Research Projects

Overview: 

Our long-term goal is to understand the mechanisms that ensure the fidelity of chromosome segregation and how perturbations in these processes contribute to human diseases such as cancer. Chromosome segregation requires the action of at least two major molecular machines: the kinetochore and the anaphase spindle. The kinetochore is a multi-protein complex built on centromeric DNA and attaches chromosomes to the mitotic spindle. The anaphase spindle also consists of large number of proteins that mediate spindle elongation and the full resolution of sister chromatids in anaphase before cell division is completed. We are focused on three main questions related to these complex processes:

  1. What are the molecular mechanisms that ensure proper kinetochore assembly? We are interested in how the Hsp90 chaperone machinery ensures the efficient assembly of kinetochores and how its connection to protein degradation pathways acts as a quality control system to ensure accurate assembly. We are also interested in how Hsp90-chaperones contribute to the “plasticity” of kinetochore complexes, allowing them to adapt under cell stress or to serve distinct roles at different stages of the cell cycle. Our focus is on kinetochores but these principles are likely to apply to a wide range of multi-protein complexes. 
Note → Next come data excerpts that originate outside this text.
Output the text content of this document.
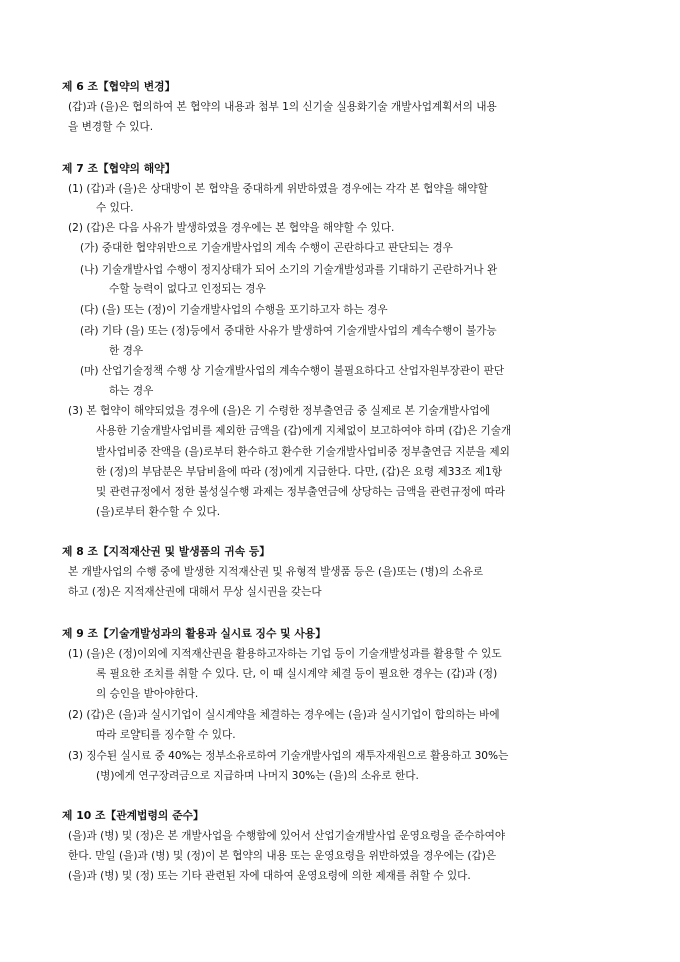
제 6 조【협약의 변경】
(갑)과 (을)은 협의하여 본 협약의 내용과 첨부 1의 신기술 실용화기술 개발사업계획서의 내용
을 변경할 수 있다.
제 7 조【협약의 해약】
(1) (갑)과 (을)은 상대방이 본 협약을 중대하게 위반하였을 경우에는 각각 본 협약을 해약할
수 있다.
(2) (갑)은 다음 사유가 발생하였을 경우에는 본 협약을 해약할 수 있다.
(가) 중대한 협약위반으로 기술개발사업의 계속 수행이 곤란하다고 판단되는 경우
(나) 기술개발사업 수행이 정지상태가 되어 소기의 기술개발성과를 기대하기 곤란하거나 완
수할 능력이 없다고 인정되는 경우
(다) (을) 또는 (정)이 기술개발사업의 수행을 포기하고자 하는 경우
(라) 기타 (을) 또는 (정)등에서 중대한 사유가 발생하여 기술개발사업의 계속수행이 불가능
한 경우
(마) 산업기술정책 수행 상 기술개발사업의 계속수행이 불필요하다고 산업자원부장관이 판단
하는 경우
(3) 본 협약이 해약되었을 경우에 (을)은 기 수령한 정부출연금 중 실제로 본 기술개발사업에
사용한 기술개발사업비를 제외한 금액을 (갑)에게 지체없이 보고하여야 하며 (갑)은 기술개
발사업비중 잔액을 (을)로부터 환수하고 환수한 기술개발사업비중 정부출연금 지분을 제외
한 (정)의 부담분은 부담비율에 따라 (정)에게 지급한다. 다만, (갑)은 요령 제33조 제1항
및 관련규정에서 정한 불성실수행 과제는 정부출연금에 상당하는 금액을 관련규정에 따라
(을)로부터 환수할 수 있다.
제 8 조【지적재산권 및 발생품의 귀속 등】
본 개발사업의 수행 중에 발생한 지적재산권 및 유형적 발생품 등은 (을)또는 (병)의 소유로
하고 (정)은 지적재산권에 대해서 무상 실시권을 갖는다
제 9 조【기술개발성과의 활용과 실시료 징수 및 사용】
(1) (을)은 (정)이외에 지적재산권을 활용하고자하는 기업 등이 기술개발성과를 활용할 수 있도
록 필요한 조치를 취할 수 있다. 단, 이 때 실시계약 체결 등이 필요한 경우는 (갑)과 (정)
의 승인을 받아야한다.
(2) (갑)은 (을)과 실시기업이 실시계약을 체결하는 경우에는 (을)과 실시기업이 합의하는 바에
따라 로얄티를 징수할 수 있다.
(3) 징수된 실시료 중 40%는 정부소유로하여 기술개발사업의 재투자재원으로 활용하고 30%는
(병)에게 연구장려금으로 지급하며 나머지 30%는 (을)의 소유로 한다.
제 10 조【관계법령의 준수】
(을)과 (병) 및 (정)은 본 개발사업을 수행함에 있어서 산업기술개발사업 운영요령을 준수하여야
한다. 만일 (을)과 (병) 및 (정)이 본 협약의 내용 또는 운영요령을 위반하였을 경우에는 (갑)은
(을)과 (병) 및 (정) 또는 기타 관련된 자에 대하여 운영요령에 의한 제재를 취할 수 있다.
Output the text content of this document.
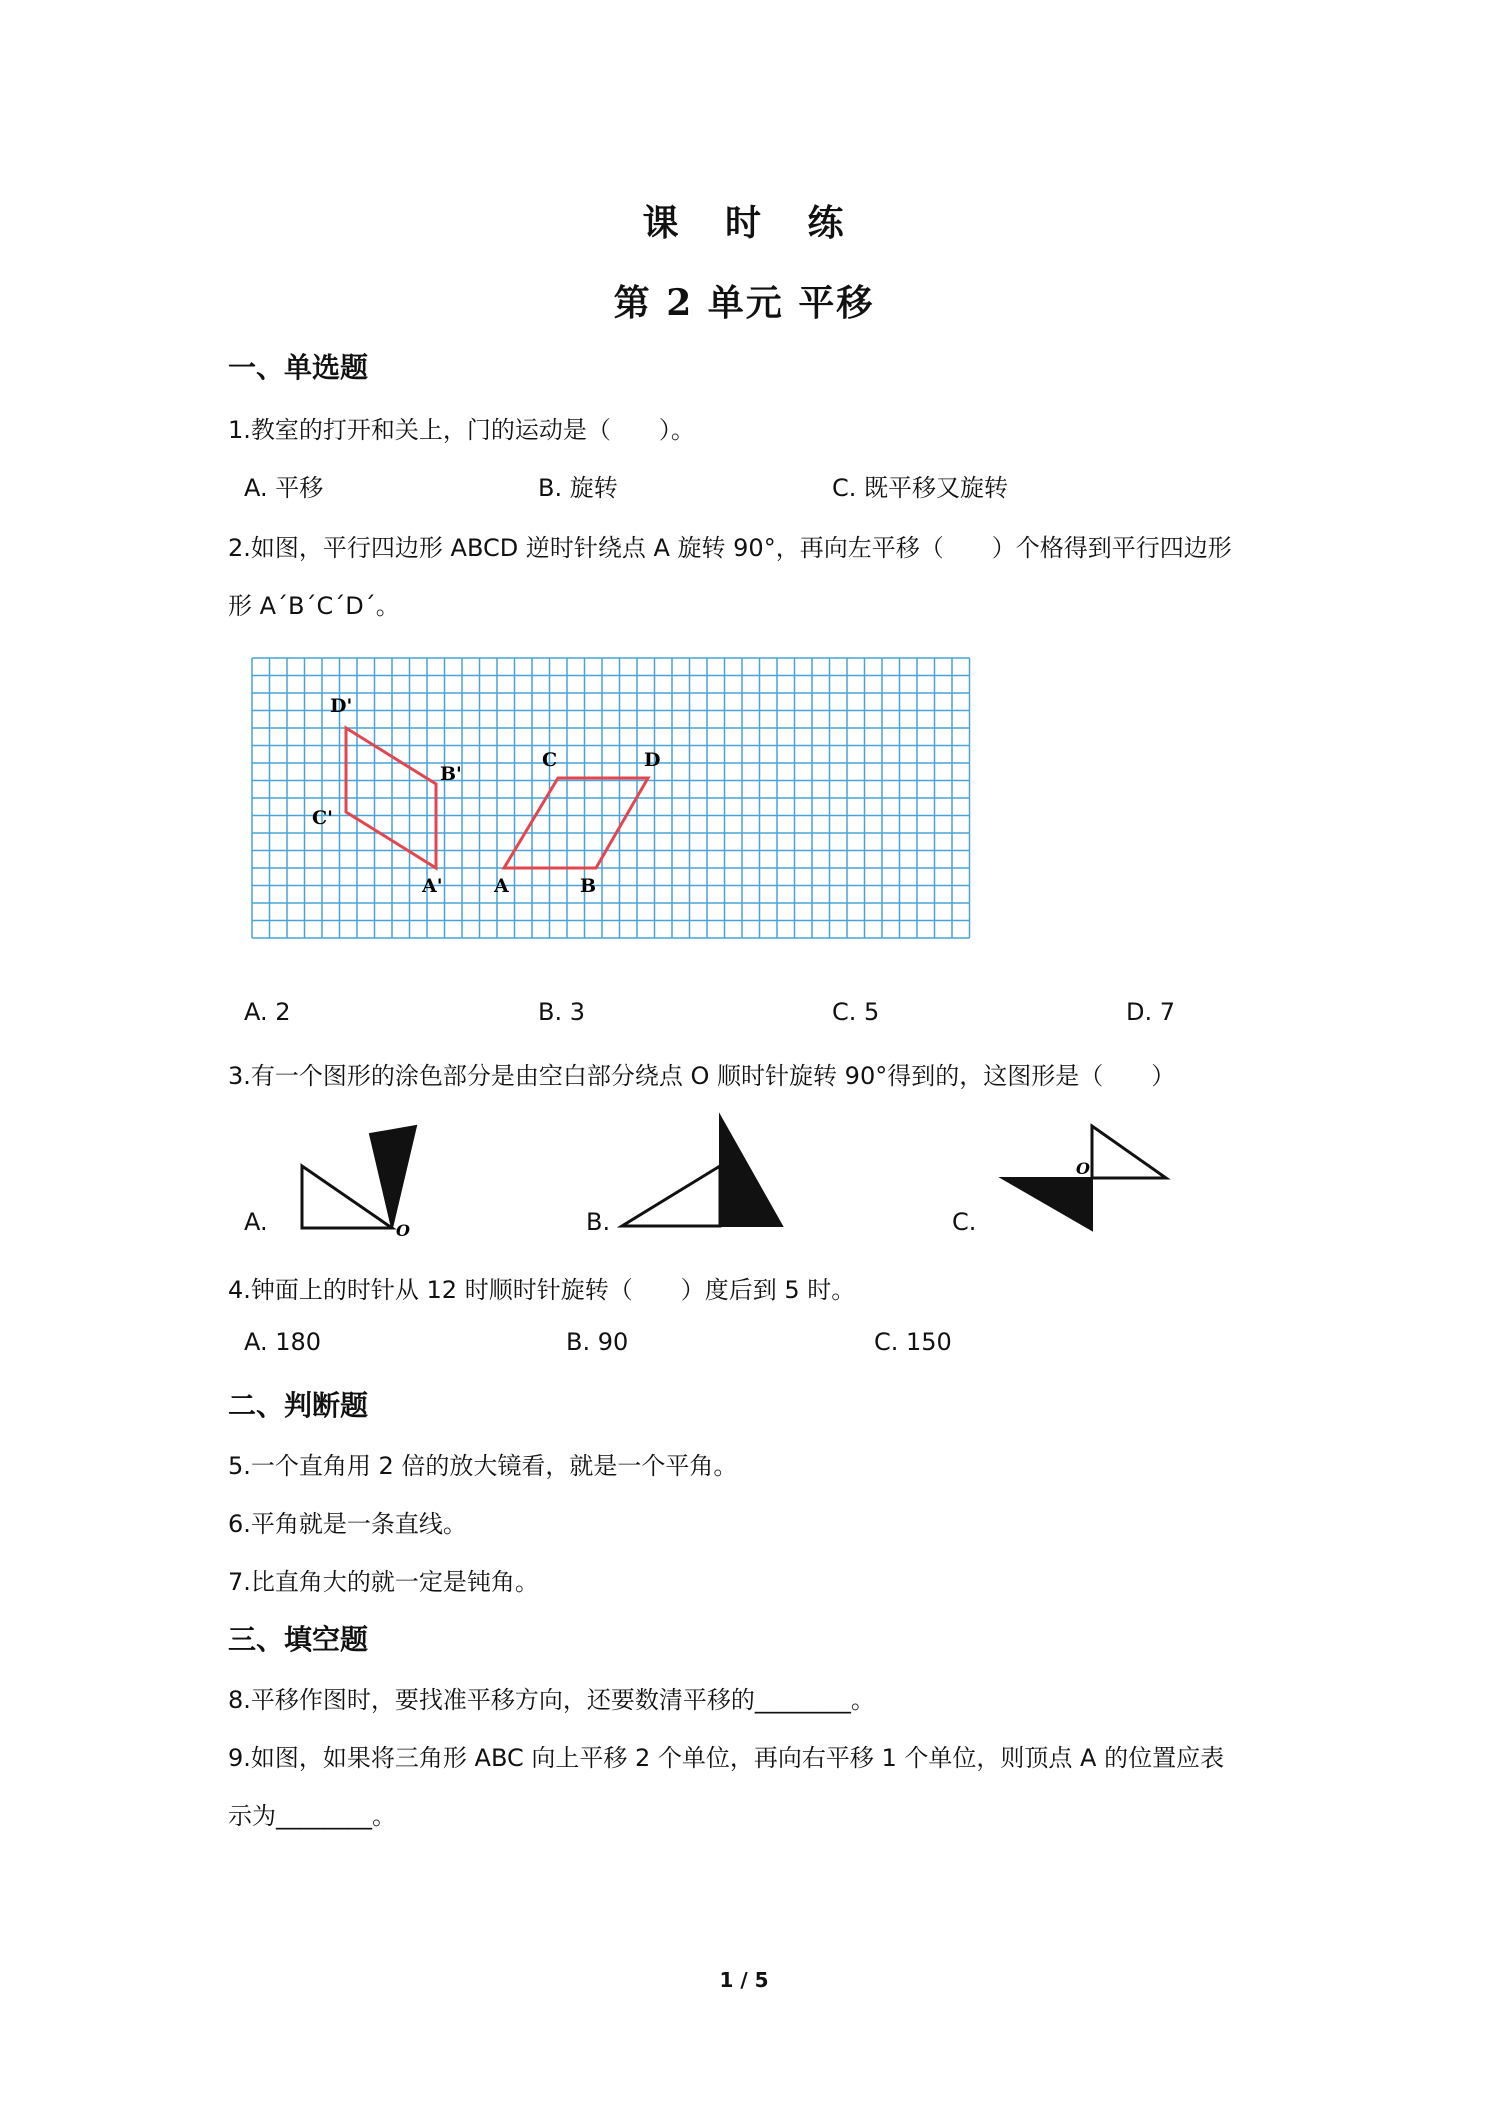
课 时 练
第 2 单元 平移
一、单选题
1.教室的打开和关上，门的运动是（　　）。
A. 平移	B. 旋转	C. 既平移又旋转
2.如图，平行四边形 ABCD 逆时针绕点 A 旋转 90°，再向左平移（　　）个格得到平行四边形
形 A´B´C´D´。
D'
B'
C'
A'	A	B
C	D
A. 2	B. 3	C. 5	D. 7
3.有一个图形的涂色部分是由空白部分绕点 O 顺时针旋转 90°得到的，这图形是（　　）
A.	O	B.	C.
O
4.钟面上的时针从 12 时顺时针旋转（　　）度后到 5 时。
A. 180	B. 90	C. 150
二、判断题
5.一个直角用 2 倍的放大镜看，就是一个平角。
6.平角就是一条直线。
7.比直角大的就一定是钝角。
三、填空题
8.平移作图时，要找准平移方向，还要数清平移的________。
9.如图，如果将三角形 ABC 向上平移 2 个单位，再向右平移 1 个单位，则顶点 A 的位置应表
示为________。
1 / 5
  2. How are the events of chromosome segregation, sister chromatid resolution and cytokinesis coordinated during anaphase? To address this question, we study a group of proteins called chromosome passengers that include the Aurora B kinase. We are focused on understanding how Aurora B is regulated during anaphase to coordinate the resolution of conjoined sister chromatids (i.e., chromosome bridges) with the cell division machinery. 
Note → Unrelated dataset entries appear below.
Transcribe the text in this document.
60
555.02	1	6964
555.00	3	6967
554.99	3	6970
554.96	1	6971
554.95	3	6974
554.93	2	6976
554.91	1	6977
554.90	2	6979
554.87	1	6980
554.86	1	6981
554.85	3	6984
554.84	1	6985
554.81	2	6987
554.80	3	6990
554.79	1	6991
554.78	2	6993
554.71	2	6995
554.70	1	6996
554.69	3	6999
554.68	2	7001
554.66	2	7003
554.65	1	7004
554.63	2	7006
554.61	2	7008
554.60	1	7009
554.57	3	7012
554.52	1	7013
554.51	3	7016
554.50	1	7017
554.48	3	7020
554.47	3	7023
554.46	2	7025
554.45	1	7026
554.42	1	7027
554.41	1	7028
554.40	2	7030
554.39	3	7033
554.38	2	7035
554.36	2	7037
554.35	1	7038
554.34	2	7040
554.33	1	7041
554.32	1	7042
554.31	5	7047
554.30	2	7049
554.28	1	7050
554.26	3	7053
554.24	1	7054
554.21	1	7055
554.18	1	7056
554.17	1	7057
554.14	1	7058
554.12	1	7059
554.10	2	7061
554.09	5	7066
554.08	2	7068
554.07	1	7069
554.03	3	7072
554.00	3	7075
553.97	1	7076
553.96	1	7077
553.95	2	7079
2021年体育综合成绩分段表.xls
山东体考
  3. How do cancer cells develop aneuploidy and how does this process contribute to disease onset and progression? To address these important issues, we have focused on colorectal cancer. Tumor cells from patients exhibit a high rate of chromosome instability and our studies have demonstrated that a dominant gain of function from canonical mutations in the adenamotous polyposis coli (APC) can perturb mitotic spindle function and lead to increased tetraploid cells. We are currently exploring the impact of these changes on pre-cancer cells using mouse cancer and cell culture models.